Film & Serie

Binge-TV: After Life

Jakob Stantejsky

Ein Leben für den Hund. Sein Job als Lokalredakteur ist an Tristesse nicht zu überbieten und das Leben setzt noch eins drauf: Tonys Frau stirbt an Krebs. Zeit, sich umzubringen, aber wer füttert dann den Hund? Ricky Gervais gibt den Misanthropen mit solch herzzerreißender Verve, dass man wirklich meinen könnte, sich einfach gar nichts mehr zu scheißen, verleiht Superkräfte.
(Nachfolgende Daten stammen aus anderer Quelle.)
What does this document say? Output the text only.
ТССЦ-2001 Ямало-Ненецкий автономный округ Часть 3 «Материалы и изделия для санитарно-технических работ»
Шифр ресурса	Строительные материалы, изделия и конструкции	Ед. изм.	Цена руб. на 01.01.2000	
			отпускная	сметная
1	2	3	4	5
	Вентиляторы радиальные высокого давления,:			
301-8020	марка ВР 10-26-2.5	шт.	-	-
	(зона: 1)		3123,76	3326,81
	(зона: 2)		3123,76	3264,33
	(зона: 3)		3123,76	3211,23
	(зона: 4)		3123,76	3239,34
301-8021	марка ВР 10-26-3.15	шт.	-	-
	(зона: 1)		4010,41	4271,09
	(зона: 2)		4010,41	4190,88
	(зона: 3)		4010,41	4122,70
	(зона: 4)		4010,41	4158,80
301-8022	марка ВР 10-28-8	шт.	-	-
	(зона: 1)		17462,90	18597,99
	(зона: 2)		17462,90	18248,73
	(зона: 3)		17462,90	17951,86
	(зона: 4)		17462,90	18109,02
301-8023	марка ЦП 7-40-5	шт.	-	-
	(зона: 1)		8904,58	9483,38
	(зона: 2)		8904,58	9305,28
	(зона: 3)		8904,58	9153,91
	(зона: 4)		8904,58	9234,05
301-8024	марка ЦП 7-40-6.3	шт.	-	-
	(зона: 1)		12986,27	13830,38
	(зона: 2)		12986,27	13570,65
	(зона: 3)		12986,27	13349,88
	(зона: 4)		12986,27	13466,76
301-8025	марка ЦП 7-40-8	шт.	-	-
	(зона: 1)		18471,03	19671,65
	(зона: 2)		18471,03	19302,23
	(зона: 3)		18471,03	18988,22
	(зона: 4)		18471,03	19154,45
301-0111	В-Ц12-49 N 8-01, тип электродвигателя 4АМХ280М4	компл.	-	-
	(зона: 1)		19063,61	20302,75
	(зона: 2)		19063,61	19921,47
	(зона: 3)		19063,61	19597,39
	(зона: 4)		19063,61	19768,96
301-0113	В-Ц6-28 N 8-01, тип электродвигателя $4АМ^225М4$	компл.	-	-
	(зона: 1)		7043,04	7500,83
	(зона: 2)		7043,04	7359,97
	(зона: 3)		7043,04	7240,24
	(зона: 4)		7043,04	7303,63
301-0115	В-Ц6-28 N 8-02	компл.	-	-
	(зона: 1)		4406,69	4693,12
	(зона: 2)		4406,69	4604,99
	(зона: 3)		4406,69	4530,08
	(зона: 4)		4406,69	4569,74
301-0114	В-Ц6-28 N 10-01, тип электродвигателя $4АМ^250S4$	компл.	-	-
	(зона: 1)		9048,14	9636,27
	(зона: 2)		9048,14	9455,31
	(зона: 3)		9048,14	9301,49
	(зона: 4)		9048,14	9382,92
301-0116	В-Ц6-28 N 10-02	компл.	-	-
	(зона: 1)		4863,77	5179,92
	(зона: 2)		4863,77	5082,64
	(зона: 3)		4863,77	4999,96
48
Text: Franz J. Sauer / Fotos: Natalie Seery/Netflix

Ricky Gervais ist einer der bedeutendsten Comedians Großbritanniens. Er ist Multimillionär, seine Stand-up-Shows sind weltweit ausverkauft, seine Podcasts werden millionenfach runtergeladen. „The Office“, jene Sitcom im Dokumentarstil, mit der Gervais um die Jahrtausendwende seinen Durchbruch hatte, ist weltweit bekannt, fand mit „Stromberg“ und „The Office“ internationale Ableger. Lange Zeit wurde Gervais stets mit seinem Office-Alter-Ego „David Brent“ identifiziert, eine Rolle, von der er sich längst emanzipiert hat. Sein Markenzeichen ist Sarkasmus. Tiefer, zynischer, bitterböser Sarkasmus.
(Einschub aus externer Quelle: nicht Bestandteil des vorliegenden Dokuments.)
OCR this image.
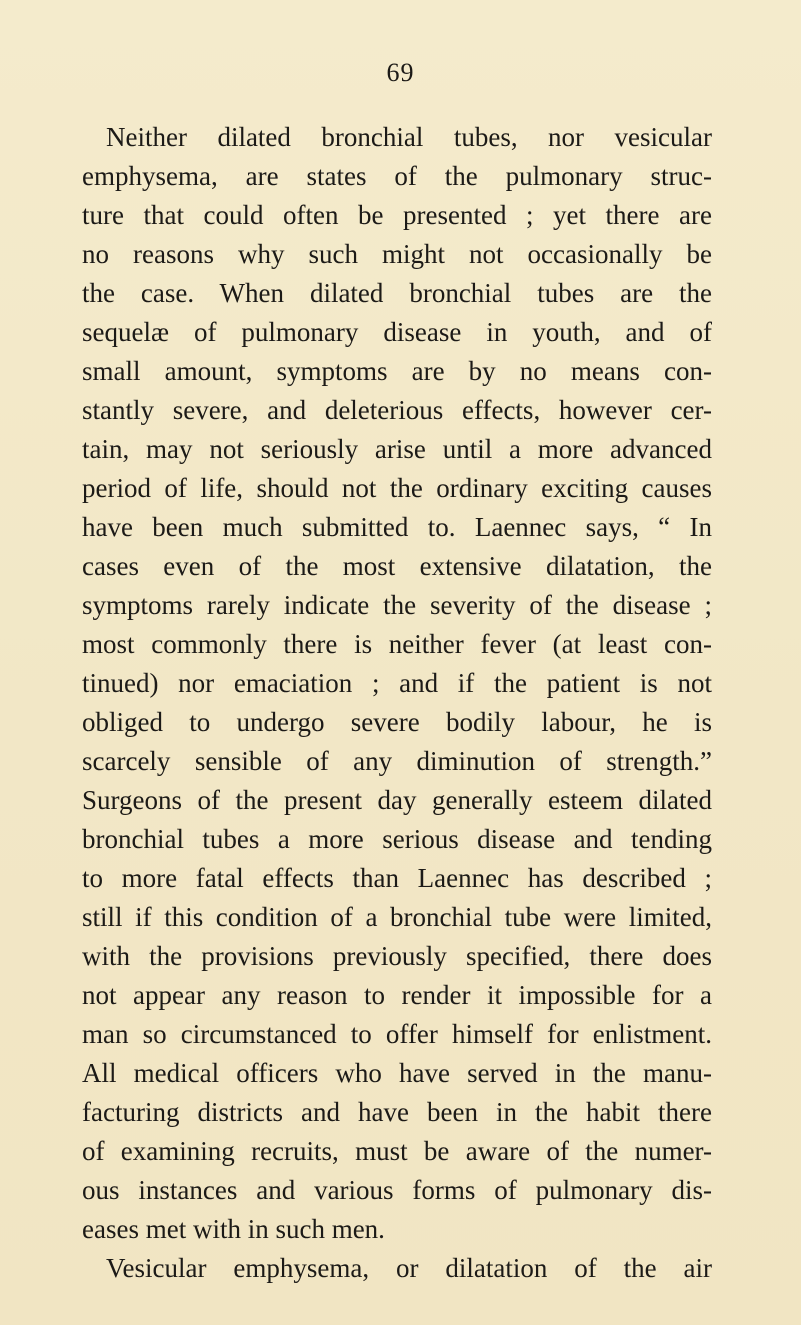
69
Neither dilated bronchial tubes, nor vesicular
emphysema, are states of the pulmonary struc-
ture that could often be presented ; yet there are
no reasons why such might not occasionally be
the case. When dilated bronchial tubes are the
sequelæ of pulmonary disease in youth, and of
small amount, symptoms are by no means con-
stantly severe, and deleterious effects, however cer-
tain, may not seriously arise until a more advanced
period of life, should not the ordinary exciting causes
have been much submitted to. Laennec says, “ In
cases even of the most extensive dilatation, the
symptoms rarely indicate the severity of the disease ;
most commonly there is neither fever (at least con-
tinued) nor emaciation ; and if the patient is not
obliged to undergo severe bodily labour, he is
scarcely sensible of any diminution of strength.”
Surgeons of the present day generally esteem dilated
bronchial tubes a more serious disease and tending
to more fatal effects than Laennec has described ;
still if this condition of a bronchial tube were limited,
with the provisions previously specified, there does
not appear any reason to render it impossible for a
man so circumstanced to offer himself for enlistment.
All medical officers who have served in the manu-
facturing districts and have been in the habit there
of examining recruits, must be aware of the numer-
ous instances and various forms of pulmonary dis-
eases met with in such men.
Vesicular emphysema, or dilatation of the air
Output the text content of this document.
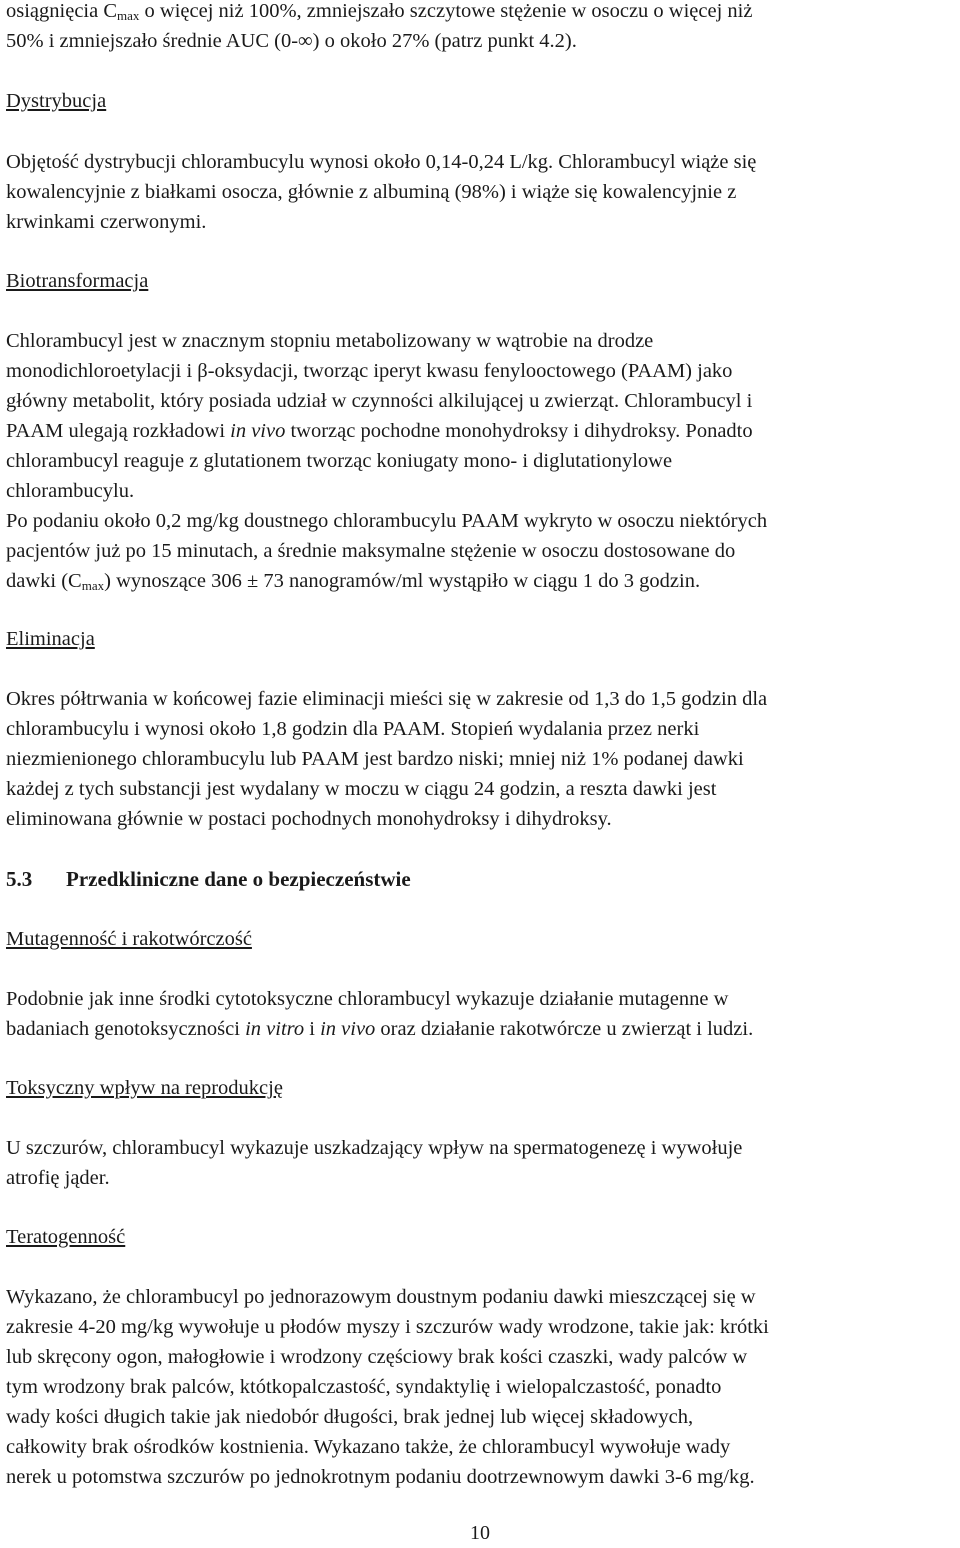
osiągnięcia $C_{max}$ o więcej niż 100%, zmniejszało szczytowe stężenie w osoczu o więcej niż

50% i zmniejszało średnie AUC (0-∞) o około 27% (patrz punkt 4.2).

Dystrybucja

Objętość dystrybucji chlorambucylu wynosi około 0,14-0,24 L/kg. Chlorambucyl wiąże się

kowalencyjnie z białkami osocza, głównie z albuminą (98%) i wiąże się kowalencyjnie z

krwinkami czerwonymi.

Biotransformacja

Chlorambucyl jest w znacznym stopniu metabolizowany w wątrobie na drodze

monodichloroetylacji i β-oksydacji, tworząc iperyt kwasu fenylooctowego (PAAM) jako

główny metabolit, który posiada udział w czynności alkilującej u zwierząt. Chlorambucyl i

PAAM ulegają rozkładowi in vivo tworząc pochodne monohydroksy i dihydroksy. Ponadto

chlorambucyl reaguje z glutationem tworząc koniugaty mono- i diglutationylowe

chlorambucylu.

Po podaniu około 0,2 mg/kg doustnego chlorambucylu PAAM wykryto w osoczu niektórych

pacjentów już po 15 minutach, a średnie maksymalne stężenie w osoczu dostosowane do

dawki $(C_{max})$ wynoszące 306 ± 73 nanogramów/ml wystąpiło w ciągu 1 do 3 godzin.

Eliminacja

Okres półtrwania w końcowej fazie eliminacji mieści się w zakresie od 1,3 do 1,5 godzin dla

chlorambucylu i wynosi około 1,8 godzin dla PAAM. Stopień wydalania przez nerki

niezmienionego chlorambucylu lub PAAM jest bardzo niski; mniej niż 1% podanej dawki

każdej z tych substancji jest wydalany w moczu w ciągu 24 godzin, a reszta dawki jest

eliminowana głównie w postaci pochodnych monohydroksy i dihydroksy.

5.3 Przedkliniczne dane o bezpieczeństwie
Mutagenność i rakotwórczość

Podobnie jak inne środki cytotoksyczne chlorambucyl wykazuje działanie mutagenne w

badaniach genotoksyczności in vitro i in vivo oraz działanie rakotwórcze u zwierząt i ludzi.

Toksyczny wpływ na reprodukcję

U szczurów, chlorambucyl wykazuje uszkadzający wpływ na spermatogenezę i wywołuje

atrofię jąder.

Teratogenność

Wykazano, że chlorambucyl po jednorazowym doustnym podaniu dawki mieszczącej się w

zakresie 4-20 mg/kg wywołuje u płodów myszy i szczurów wady wrodzone, takie jak: krótki

lub skręcony ogon, małogłowie i wrodzony częściowy brak kości czaszki, wady palców w

tym wrodzony brak palców, któtkopalczastość, syndaktylię i wielopalczastość, ponadto

wady kości długich takie jak niedobór długości, brak jednej lub więcej składowych,

całkowity brak ośrodków kostnienia. Wykazano także, że chlorambucyl wywołuje wady

nerek u potomstwa szczurów po jednokrotnym podaniu dootrzewnowym dawki 3-6 mg/kg.

10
Bloß diese Eigenschaft nimmt Ricky Gervais mit, wenn er in die Rolle des Kleinstadt-Lokalreporters Tony Johnson schlüpft. Für die „Tambury Gazette“ jagen er und der verfressene Fotograf Lenny Tag für Tag auf, um die Sensationen ihrer Ortschaft, oder, das was deren Bürger dafür halten, in die Zeitung bringen. So kann es schon mal passieren, dass ein Wasserfleck an der Wand aussieht wie Kenneth Brannagh, oder ein dicker, arbeitsloser Bub sein Übermaß an Freizeit dafür nutzt, das Synchron-Spielen zweier Blockflöten in seinen Nasenlöchern übt.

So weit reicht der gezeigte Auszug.